In 1997, Ronald Klatz of the American Academy of Anti-Aging Medicine published Grow Young With HGH: The Amazing Medically Proven Plan To Reverse the Effects Of Aging, an uncritical touting of GH as the answer to aging.
This time, the internet amplified the proposition and spawned a hundred
frauds and scams. However, their adoption of the "HGH" term has
provided an easy way to distinguish the hype from the evidence. In
2003, growth hormone hit the news again, when the US FDA granted Eli Lilly approval to market Humatrope for the treatment of idiopathic short stature.
The indication was controversial for several reasons, the primary one
being the difficulty in defining extreme shortness with normal test
results as a disease rather than the extreme end of the normal height
range.
Recombinant growth hormone available in the U.S. (and their manufacturers) included Nutropin (Genentech), Humatrope (Eli Lilly and Company), Genotropin (Pfizer), Norditropin (Novo Nordisk), Tev-Tropin (Teva) and Saizen (Merck Serono).
The products are nearly identical in composition, efficacy, and cost,
varying primarily in the formulations and delivery devices.
Terminology
Growth hormone
(GH l) is also called somatotropin (British: somatotrophin).

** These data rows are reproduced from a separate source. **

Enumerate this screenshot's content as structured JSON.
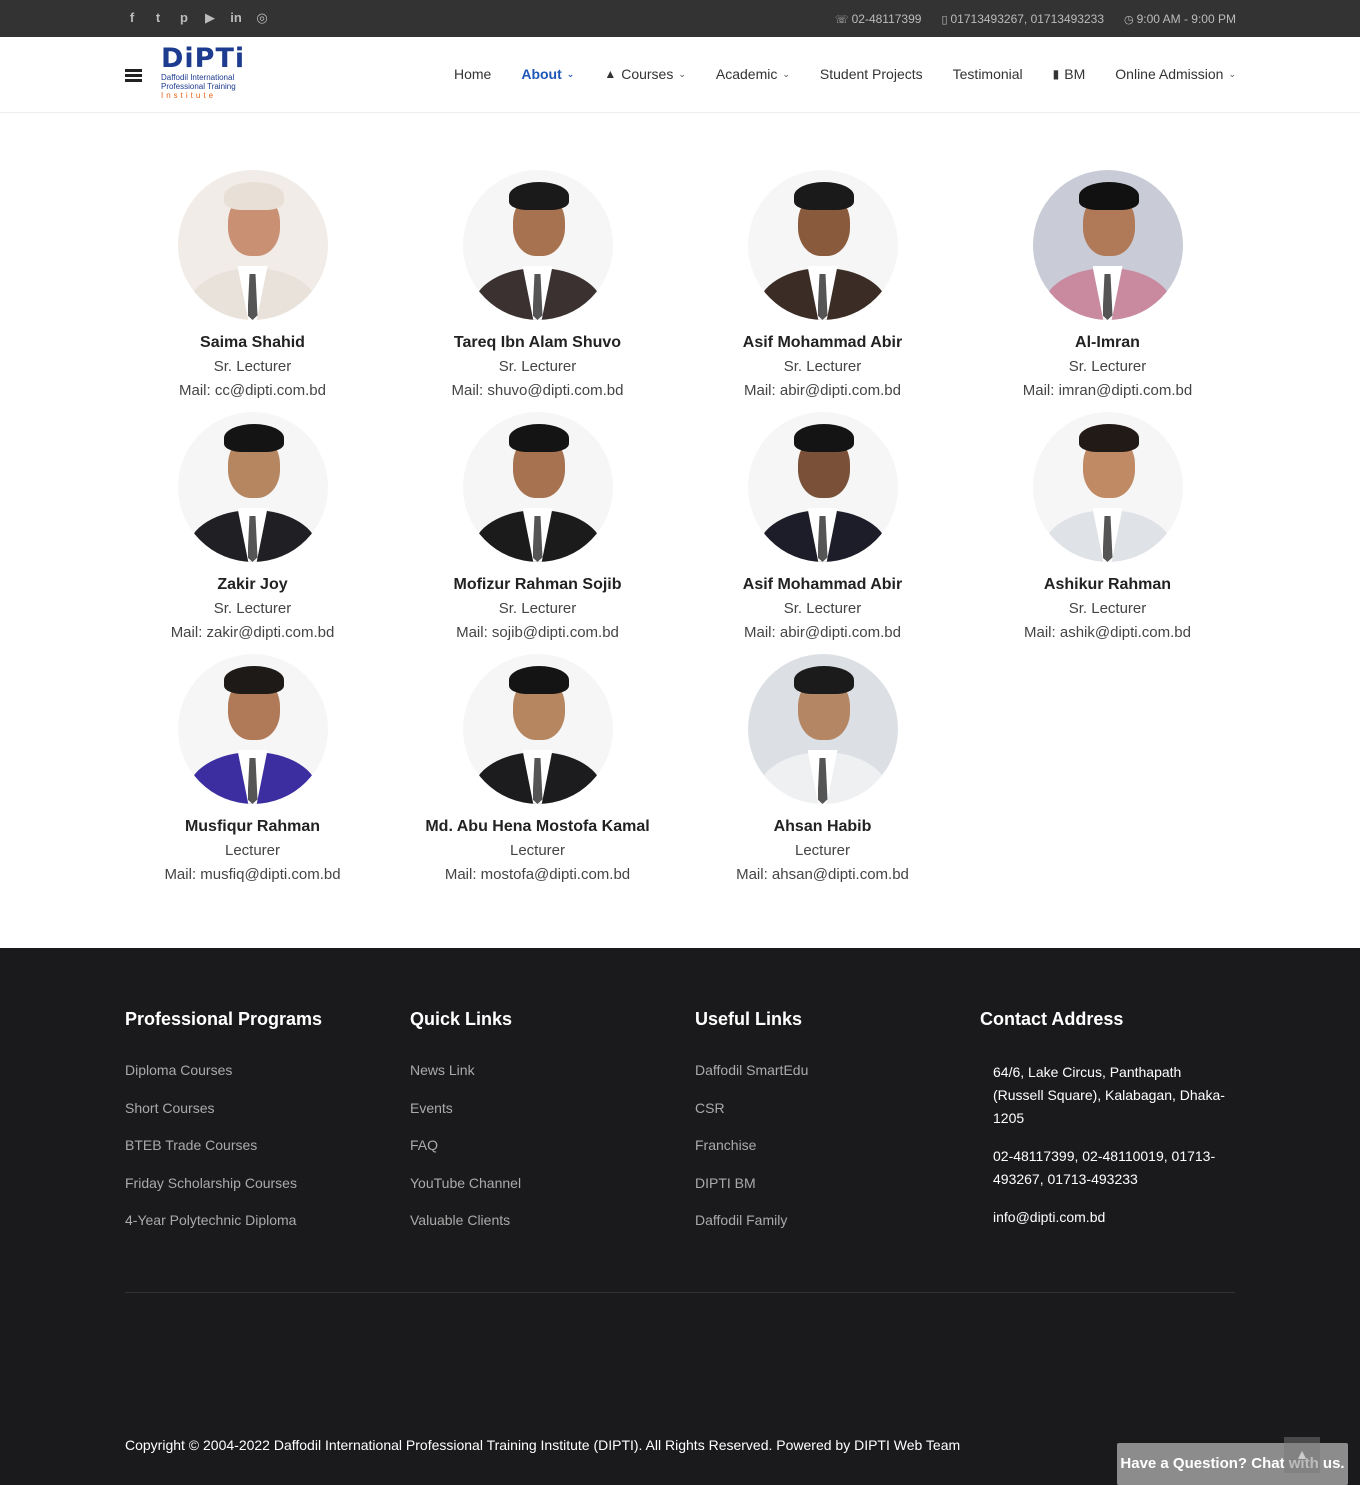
{
  "topbar": {
    "social_icons": [
      "facebook-icon",
      "twitter-icon",
      "pinterest-icon",
      "youtube-icon",
      "linkedin-icon",
      "instagram-icon"
    ],
    "phone": "02-48117399",
    "mobile": "01713493267, 01713493233",
    "hours": "9:00 AM - 9:00 PM"
  },
  "header": {
    "logo": {
      "brand": "DiPTi",
      "line1": "Daffodil International",
      "line2": "Professional Training",
      "line3": "Institute"
    },
    "nav": [
      {
        "label": "Home",
        "has_dropdown": false
      },
      {
        "label": "About",
        "has_dropdown": true,
        "active": true
      },
      {
        "label": "Courses",
        "has_dropdown": true,
        "icon": "graduation-cap-icon"
      },
      {
        "label": "Academic",
        "has_dropdown": true
      },
      {
        "label": "Student Projects",
        "has_dropdown": false
      },
      {
        "label": "Testimonial",
        "has_dropdown": false
      },
      {
        "label": "BM",
        "has_dropdown": false,
        "icon": "book-icon"
      },
      {
        "label": "Online Admission",
        "has_dropdown": true
      }
    ],
    "accent_color": "#1e56b8"
  },
  "faculty": [
    {
      "name": "Saima Shahid",
      "role": "Sr. Lecturer",
      "mail": "Mail: cc@dipti.com.bd"
    },
    {
      "name": "Tareq Ibn Alam Shuvo",
      "role": "Sr. Lecturer",
      "mail": "Mail: shuvo@dipti.com.bd"
    },
    {
      "name": "Asif Mohammad Abir",
      "role": "Sr. Lecturer",
      "mail": "Mail: abir@dipti.com.bd"
    },
    {
      "name": "Al-Imran",
      "role": "Sr. Lecturer",
      "mail": "Mail: imran@dipti.com.bd"
    },
    {
      "name": "Zakir Joy",
      "role": "Sr. Lecturer",
      "mail": "Mail: zakir@dipti.com.bd"
    },
    {
      "name": "Mofizur Rahman Sojib",
      "role": "Sr. Lecturer",
      "mail": "Mail: sojib@dipti.com.bd"
    },
    {
      "name": "Asif Mohammad Abir",
      "role": "Sr. Lecturer",
      "mail": "Mail: abir@dipti.com.bd"
    },
    {
      "name": "Ashikur Rahman",
      "role": "Sr. Lecturer",
      "mail": "Mail: ashik@dipti.com.bd"
    },
    {
      "name": "Musfiqur Rahman",
      "role": "Lecturer",
      "mail": "Mail: musfiq@dipti.com.bd"
    },
    {
      "name": "Md. Abu Hena Mostofa Kamal",
      "role": "Lecturer",
      "mail": "Mail: mostofa@dipti.com.bd"
    },
    {
      "name": "Ahsan Habib",
      "role": "Lecturer",
      "mail": "Mail: ahsan@dipti.com.bd"
    }
  ],
  "footer": {
    "programs": {
      "title": "Professional Programs",
      "links": [
        "Diploma Courses",
        "Short Courses",
        "BTEB Trade Courses",
        "Friday Scholarship Courses",
        "4-Year Polytechnic Diploma"
      ]
    },
    "quick": {
      "title": "Quick Links",
      "links": [
        "News Link",
        "Events",
        "FAQ",
        "YouTube Channel",
        "Valuable Clients"
      ]
    },
    "useful": {
      "title": "Useful Links",
      "links": [
        "Daffodil SmartEdu",
        "CSR",
        "Franchise",
        "DIPTI BM",
        "Daffodil Family"
      ]
    },
    "contact": {
      "title": "Contact Address",
      "address": "64/6, Lake Circus, Panthapath (Russell Square), Kalabagan, Dhaka-1205",
      "phones": "02-48117399, 02-48110019, 01713-493267, 01713-493233",
      "email": "info@dipti.com.bd"
    },
    "copyright": "Copyright © 2004-2022 Daffodil International Professional Training Institute (DIPTI). All Rights Reserved. Powered by DIPTI Web Team"
  },
  "chat_widget": {
    "label": "Have a Question? Chat with us."
  },
  "back_to_top_icon": "chevron-up-icon"
}
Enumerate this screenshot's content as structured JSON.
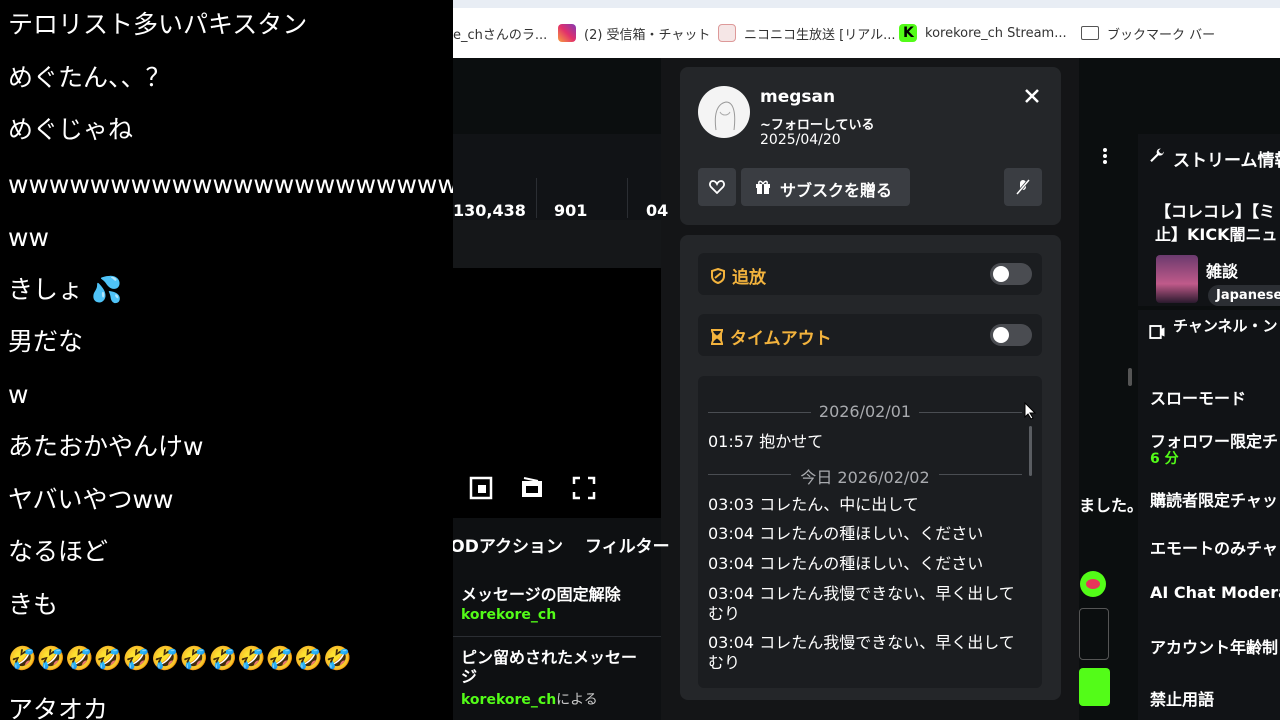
{
  "comments": [
    "テロリスト多いパキスタン",
    "めぐたん、、？",
    "めぐじゃね",
    "wwwwwwwwwwwwwwwwwwwwww",
    "ww",
    "きしょ 💦",
    "男だな",
    "w",
    "あたおかやんけw",
    "ヤバいやつww",
    "なるほど",
    "きも",
    "🤣🤣🤣🤣🤣🤣🤣🤣🤣🤣🤣🤣",
    "アタオカ"
  ],
  "bookmarks": [
    {
      "label": "e_chさんのラ...",
      "color": "#cccccc"
    },
    {
      "label": "(2) 受信箱・チャット",
      "color": "#e1306c"
    },
    {
      "label": "ニコニコ生放送 [リアル...",
      "color": "#e8e8e8"
    },
    {
      "label": "korekore_ch Stream...",
      "color": "#53fc18"
    },
    {
      "label": "ブックマーク バー",
      "color": "#ffffff"
    }
  ],
  "stats": {
    "viewers": "130,438",
    "count": "901",
    "partial": "04"
  },
  "tabs": {
    "mod_actions": "MODアクション",
    "filters": "フィルター"
  },
  "mod_log": [
    {
      "title": "メッセージの固定解除",
      "user": "korekore_ch",
      "suffix": ""
    },
    {
      "title": "ピン留めされたメッセージ",
      "user": "korekore_ch",
      "suffix": "による"
    }
  ],
  "stream_info": {
    "header": "ストリーム情報",
    "title": "【コレコレ】【ミ止】KICK闇ニュ",
    "category": "雑談",
    "language": "Japanese"
  },
  "channel_settings": {
    "header": "チャンネル・ン",
    "items": [
      {
        "label": "スローモード",
        "sub": ""
      },
      {
        "label": "フォロワー限定チ",
        "sub": "6 分"
      },
      {
        "label": "購読者限定チャッ",
        "sub": ""
      },
      {
        "label": "エモートのみチャ",
        "sub": ""
      },
      {
        "label": "AI Chat Moderat",
        "sub": ""
      },
      {
        "label": "アカウント年齢制",
        "sub": ""
      },
      {
        "label": "禁止用語",
        "sub": ""
      }
    ]
  },
  "partial_text": "ました。",
  "user_card": {
    "username": "megsan",
    "follow_status": "~フォローしている",
    "follow_date": "2025/04/20",
    "gift_sub_label": "サブスクを贈る",
    "ban_label": "追放",
    "timeout_label": "タイムアウト"
  },
  "history": {
    "date1": "2026/02/01",
    "date2": "今日 2026/02/02",
    "messages": [
      "01:57 抱かせて",
      "03:03 コレたん、中に出して",
      "03:04 コレたんの種ほしい、ください",
      "03:04 コレたんの種ほしい、ください",
      "03:04 コレたん我慢できない、早く出してむり",
      "03:04 コレたん我慢できない、早く出してむり"
    ]
  },
  "colors": {
    "kick_green": "#53fc18",
    "warning": "#f3b33d",
    "panel": "#242629"
  }
}
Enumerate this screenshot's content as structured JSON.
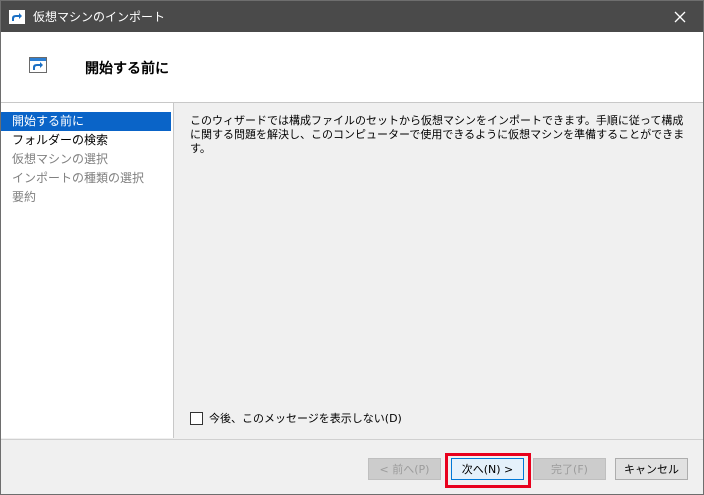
{
  "window": {
    "title": "仮想マシンのインポート"
  },
  "header": {
    "title": "開始する前に"
  },
  "sidebar": {
    "items": [
      {
        "label": "開始する前に",
        "state": "active"
      },
      {
        "label": "フォルダーの検索",
        "state": "enabled"
      },
      {
        "label": "仮想マシンの選択",
        "state": "disabled"
      },
      {
        "label": "インポートの種類の選択",
        "state": "disabled"
      },
      {
        "label": "要約",
        "state": "disabled"
      }
    ]
  },
  "content": {
    "description": "このウィザードでは構成ファイルのセットから仮想マシンをインポートできます。手順に従って構成に関する問題を解決し、このコンピューターで使用できるように仮想マシンを準備することができます。",
    "checkbox_label": "今後、このメッセージを表示しない(D)",
    "checkbox_checked": false
  },
  "footer": {
    "back_label": "< 前へ(P)",
    "next_label": "次へ(N) >",
    "finish_label": "完了(F)",
    "cancel_label": "キャンセル"
  },
  "colors": {
    "titlebar": "#4a4a4a",
    "selection": "#0a64c8",
    "highlight": "#e8001c"
  },
  "icons": {
    "title": "import-vm-icon",
    "header": "import-vm-icon",
    "close": "close-icon"
  }
}
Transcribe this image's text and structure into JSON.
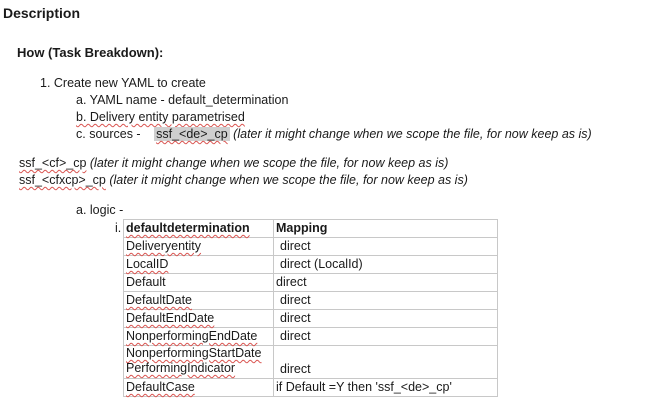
{
  "heading": "Description",
  "section_title": "How (Task Breakdown):",
  "steps": {
    "step1": "1. Create new YAML to create",
    "a": "a. YAML name - default_determination",
    "b": "b. Delivery entity parametrised",
    "c_prefix": "c. sources -",
    "c_code": "ssf_<de>_cp",
    "c_note": "(later it might change when we scope the file, for now keep as is)"
  },
  "source_lines": [
    {
      "code": "ssf_<cf>_cp",
      "note": "(later it might change when we scope the file, for now keep as is)"
    },
    {
      "code": "ssf_<cfxcp>_cp",
      "note": "(later it might change when we scope the file, for now keep as is)"
    }
  ],
  "logic_label": "a. logic -",
  "roman_marker": "i.",
  "mapping_table": {
    "headers": [
      "defaultdetermination",
      "Mapping"
    ],
    "rows": [
      [
        "Deliveryentity",
        "direct"
      ],
      [
        "LocalID",
        "direct (LocalId)"
      ],
      [
        "Default",
        "direct"
      ],
      [
        "DefaultDate",
        "direct"
      ],
      [
        "DefaultEndDate",
        "direct"
      ],
      [
        "NonperformingEndDate",
        "direct"
      ],
      [
        "NonperformingStartDate",
        ""
      ],
      [
        "PerformingIndicator",
        "direct"
      ],
      [
        "DefaultCase",
        "if Default =Y then 'ssf_<de>_cp'"
      ]
    ]
  }
}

The human
form of growth hormone is known as human growth hormone, or hGH (ovine
growth hormone, or sheep growth hormone, is abbreviated oGH). GH can
refer either to the natural hormone produced by the pituitary
(somatotropin), or biosynthetic GH for therapy.
Cadaver growth hormone is the term for GH extracted from the pituitary glands of human cadavers between 1960 and 1985 for therapy of deficient children. In the U.S., cadaver GH, also referred to as NPA growth hormone,
was provided by the National Pituitary Agency, and by other national
programs and commercial firms as well. In 1985 it was associated with
the development of Creutzfeldt–Jakob disease, and was withdrawn from use.
RHGH (rHGH, rhGH) refers to recombinant human growth hormone, that is, somatropin (INN). Its amino acid sequence is identical with that of endogenous human GH.
It is coincidental that RHGH also refers to rhesus monkey GH (RhGH), using the accepted naming convention of Rh for rhesus. Rhesus growth hormone was never used by physicians to treat human patients, but rhesus GH was part of the lore of the underground anabolic steroid community in those years, and fraudulent versions may have been bought and sold in gyms.
met-GH refers to methionyl–growth hormone, that is, somatrem (INN). This was the first recombinant GH product marketed (trade name Protropin by Genentech). It had the same amino acid sequence as human GH with an extra methionine at the end of the chain to facilitate the manufacturing process. It was discontinued in 2004.
rBST refers to recombinant bovine somatotropin (cow growth hormone), or recombinant bovine GH (rbGH, RBGH).